Fetus : On a tellement fait toutes les marches possibles de l’escalier, tu vois. On a jamais été propulsés d’un coup, on n’a pas été particulièrement aidés, mis en avant. On a tout fait étape par étape de manière poussive on va dire, mais naturelle. Entre 2001 et 2006, il y a eu des concerts étonnants. On a même fait un concert à deux (rires). Ce n’est pas le pire, parce que c’est drôle.
Manard : Je me souviens une fois où le pied de caisse claire a pété et je me suis retrouvé avec la caisse claire sur les genoux, avec la double c’est compliqué. Une fois à Laon, je perce ma peau de grosse caisse. On a fait un rafistolage avec du scotch. Combien de fois j’ai pété ma double ou je me suis même retrouvé une fois avec le lacet coincé dedans, c’est improbable.
Fetus : Une fois, tu es tombé de scène, avant même le début du concert.
Manard : C’était dans le noir, au fond de la scène et je suis tombé.
Fretus : Tu noteras qu’on passe plus de temps à évoquer les trucs de merde que les bons trucs (rires).

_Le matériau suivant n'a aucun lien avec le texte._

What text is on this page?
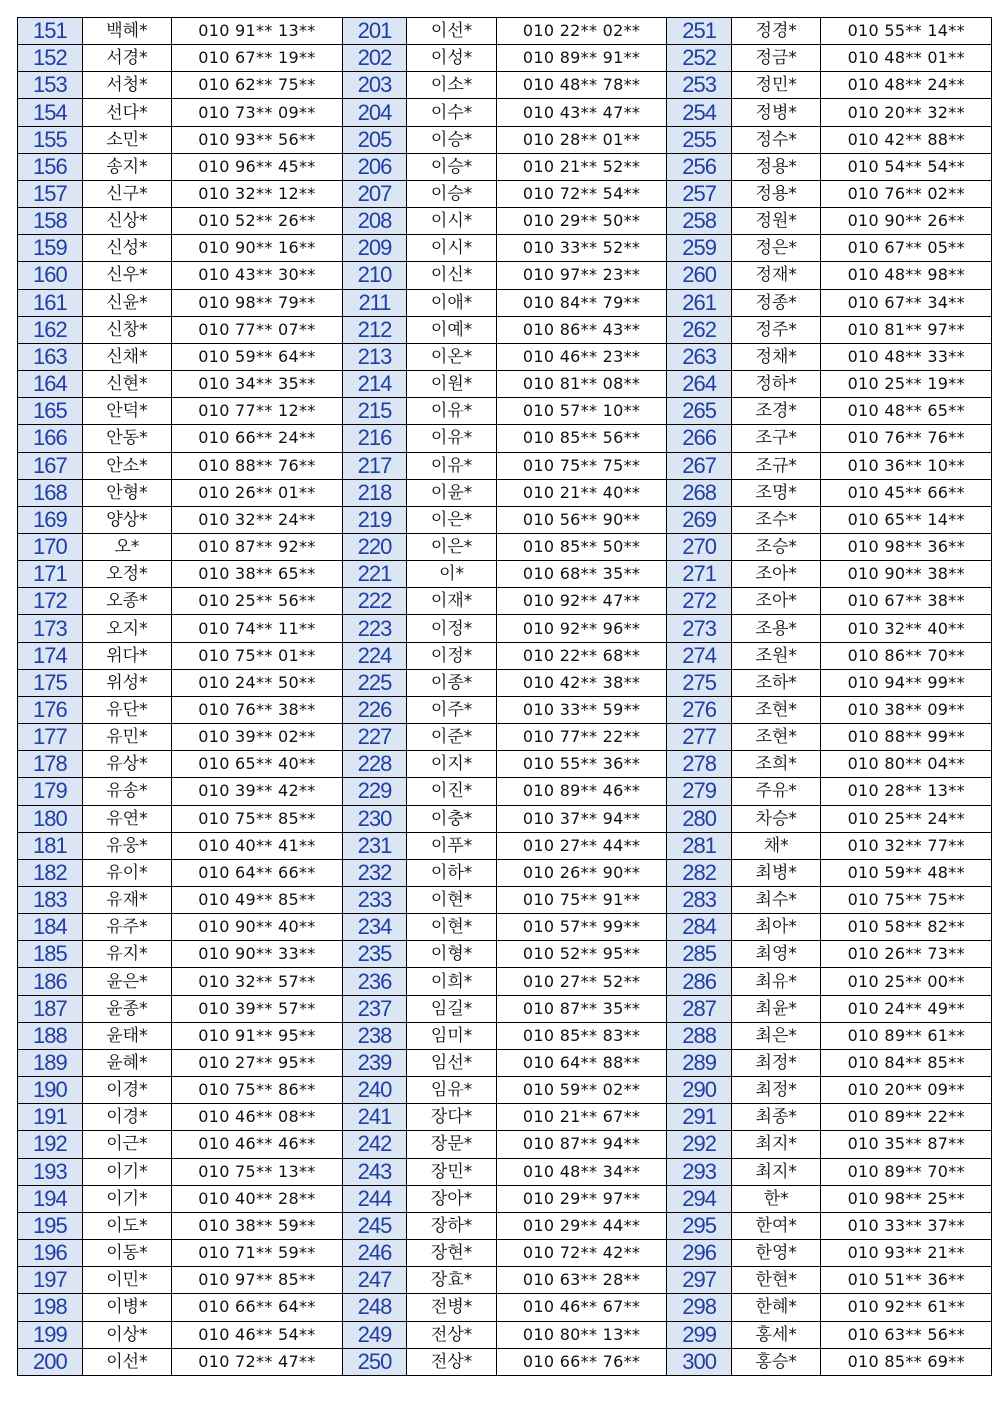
151	백혜*	010 91** 13**	201	이선*	010 22** 02**	251	정경*	010 55** 14**
152	서경*	010 67** 19**	202	이성*	010 89** 91**	252	정금*	010 48** 01**
153	서청*	010 62** 75**	203	이소*	010 48** 78**	253	정민*	010 48** 24**
154	선다*	010 73** 09**	204	이수*	010 43** 47**	254	정병*	010 20** 32**
155	소민*	010 93** 56**	205	이승*	010 28** 01**	255	정수*	010 42** 88**
156	송지*	010 96** 45**	206	이승*	010 21** 52**	256	정용*	010 54** 54**
157	신구*	010 32** 12**	207	이승*	010 72** 54**	257	정용*	010 76** 02**
158	신상*	010 52** 26**	208	이시*	010 29** 50**	258	정원*	010 90** 26**
159	신성*	010 90** 16**	209	이시*	010 33** 52**	259	정은*	010 67** 05**
160	신우*	010 43** 30**	210	이신*	010 97** 23**	260	정재*	010 48** 98**
161	신윤*	010 98** 79**	211	이애*	010 84** 79**	261	정종*	010 67** 34**
162	신창*	010 77** 07**	212	이예*	010 86** 43**	262	정주*	010 81** 97**
163	신채*	010 59** 64**	213	이온*	010 46** 23**	263	정채*	010 48** 33**
164	신현*	010 34** 35**	214	이원*	010 81** 08**	264	정하*	010 25** 19**
165	안덕*	010 77** 12**	215	이유*	010 57** 10**	265	조경*	010 48** 65**
166	안동*	010 66** 24**	216	이유*	010 85** 56**	266	조구*	010 76** 76**
167	안소*	010 88** 76**	217	이유*	010 75** 75**	267	조규*	010 36** 10**
168	안형*	010 26** 01**	218	이윤*	010 21** 40**	268	조명*	010 45** 66**
169	양상*	010 32** 24**	219	이은*	010 56** 90**	269	조수*	010 65** 14**
170	오*	010 87** 92**	220	이은*	010 85** 50**	270	조승*	010 98** 36**
171	오정*	010 38** 65**	221	이*	010 68** 35**	271	조아*	010 90** 38**
172	오종*	010 25** 56**	222	이재*	010 92** 47**	272	조아*	010 67** 38**
173	오지*	010 74** 11**	223	이정*	010 92** 96**	273	조용*	010 32** 40**
174	위다*	010 75** 01**	224	이정*	010 22** 68**	274	조원*	010 86** 70**
175	위성*	010 24** 50**	225	이종*	010 42** 38**	275	조하*	010 94** 99**
176	유단*	010 76** 38**	226	이주*	010 33** 59**	276	조현*	010 38** 09**
177	유민*	010 39** 02**	227	이준*	010 77** 22**	277	조현*	010 88** 99**
178	유상*	010 65** 40**	228	이지*	010 55** 36**	278	조희*	010 80** 04**
179	유송*	010 39** 42**	229	이진*	010 89** 46**	279	주유*	010 28** 13**
180	유연*	010 75** 85**	230	이충*	010 37** 94**	280	차승*	010 25** 24**
181	유웅*	010 40** 41**	231	이푸*	010 27** 44**	281	채*	010 32** 77**
182	유이*	010 64** 66**	232	이하*	010 26** 90**	282	최병*	010 59** 48**
183	유재*	010 49** 85**	233	이현*	010 75** 91**	283	최수*	010 75** 75**
184	유주*	010 90** 40**	234	이현*	010 57** 99**	284	최아*	010 58** 82**
185	유지*	010 90** 33**	235	이형*	010 52** 95**	285	최영*	010 26** 73**
186	윤은*	010 32** 57**	236	이희*	010 27** 52**	286	최유*	010 25** 00**
187	윤종*	010 39** 57**	237	임길*	010 87** 35**	287	최윤*	010 24** 49**
188	윤태*	010 91** 95**	238	임미*	010 85** 83**	288	최은*	010 89** 61**
189	윤혜*	010 27** 95**	239	임선*	010 64** 88**	289	최정*	010 84** 85**
190	이경*	010 75** 86**	240	임유*	010 59** 02**	290	최정*	010 20** 09**
191	이경*	010 46** 08**	241	장다*	010 21** 67**	291	최종*	010 89** 22**
192	이근*	010 46** 46**	242	장문*	010 87** 94**	292	최지*	010 35** 87**
193	이기*	010 75** 13**	243	장민*	010 48** 34**	293	최지*	010 89** 70**
194	이기*	010 40** 28**	244	장아*	010 29** 97**	294	한*	010 98** 25**
195	이도*	010 38** 59**	245	장하*	010 29** 44**	295	한여*	010 33** 37**
196	이동*	010 71** 59**	246	장현*	010 72** 42**	296	한영*	010 93** 21**
197	이민*	010 97** 85**	247	장효*	010 63** 28**	297	한현*	010 51** 36**
198	이병*	010 66** 64**	248	전병*	010 46** 67**	298	한혜*	010 92** 61**
199	이상*	010 46** 54**	249	전상*	010 80** 13**	299	홍세*	010 63** 56**
200	이선*	010 72** 47**	250	전상*	010 66** 76**	300	홍승*	010 85** 69**
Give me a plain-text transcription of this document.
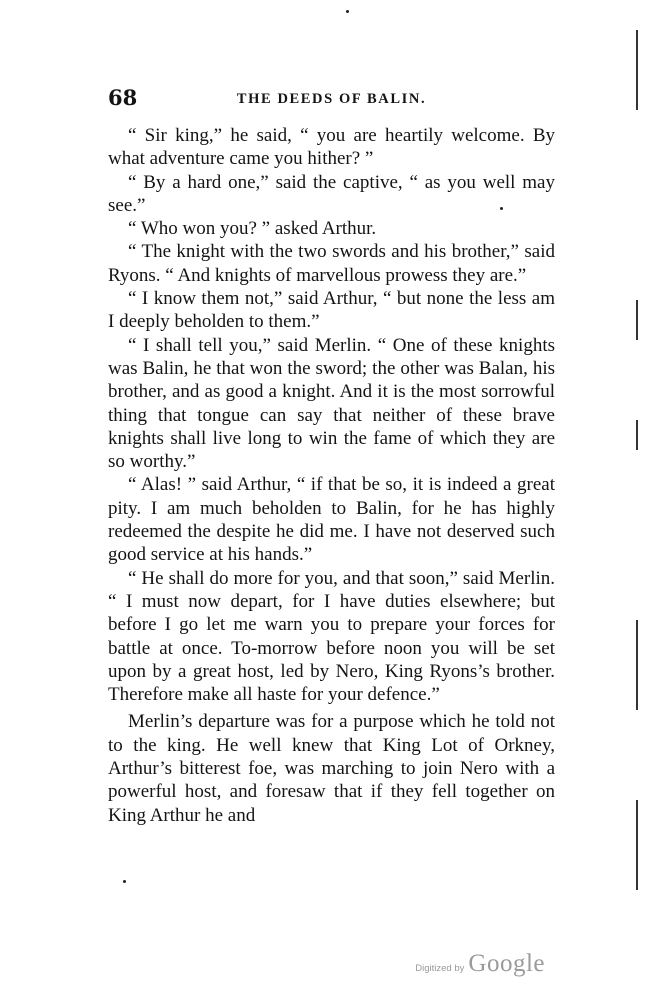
68	THE DEEDS OF BALIN.

“ Sir king,” he said, “ you are heartily welcome. By what adventure came you hither? ”

“ By a hard one,” said the captive, “ as you well may see.”

“ Who won you? ” asked Arthur.

“ The knight with the two swords and his brother,” said Ryons. “ And knights of marvellous prowess they are.”

“ I know them not,” said Arthur, “ but none the less am I deeply beholden to them.”

“ I shall tell you,” said Merlin. “ One of these knights was Balin, he that won the sword; the other was Balan, his brother, and as good a knight. And it is the most sorrowful thing that tongue can say that neither of these brave knights shall live long to win the fame of which they are so worthy.”

“ Alas! ” said Arthur, “ if that be so, it is indeed a great pity. I am much beholden to Balin, for he has highly redeemed the despite he did me. I have not deserved such good service at his hands.”

“ He shall do more for you, and that soon,” said Merlin. “ I must now depart, for I have duties elsewhere; but before I go let me warn you to prepare your forces for battle at once. To-morrow before noon you will be set upon by a great host, led by Nero, King Ryons’s brother. Therefore make all haste for your defence.”

Merlin’s departure was for a purpose which he told not to the king. He well knew that King Lot of Orkney, Arthur’s bitterest foe, was marching to join Nero with a powerful host, and foresaw that if they fell together on King Arthur he and

Digitized by Google
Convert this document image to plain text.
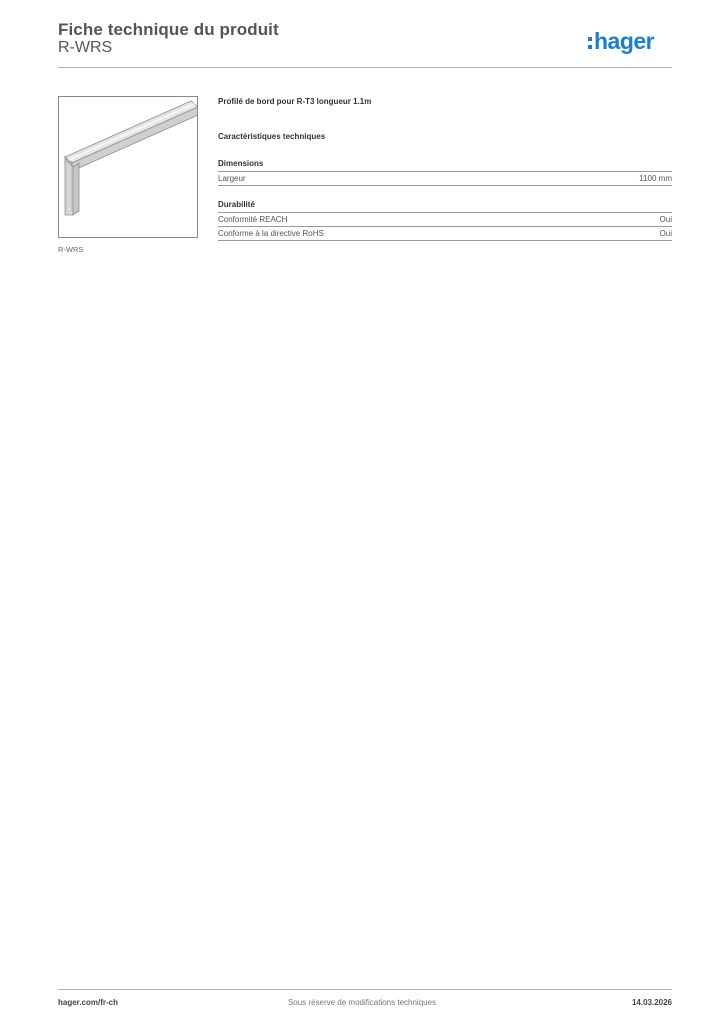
Fiche technique du produit
R-WRS	hager
R-WRS
Profilé de bord pour R-T3 longueur 1.1m
Caractéristiques techniques
Dimensions
Largeur	1100 mm
Durabilité
Conformité REACH	Oui
Conforme à la directive RoHS	Oui
hager.com/fr-ch	Sous réserve de modifications techniques	14.03.2026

C’est sur ces épisodes hilarants que nous nous sommes quittés. Après leur sympathique dédicace à Seb, que je salue au passage, ce qui nous a fait entamer une discussion sur les slogans, mais que je garde pour moi.
Une fois de plus, merci à Fetus et Manard pour cette rencontre et leur disponibilité. Merci à l’organisation du Foreztival et particulièrement à Lisa, pour leur accueil.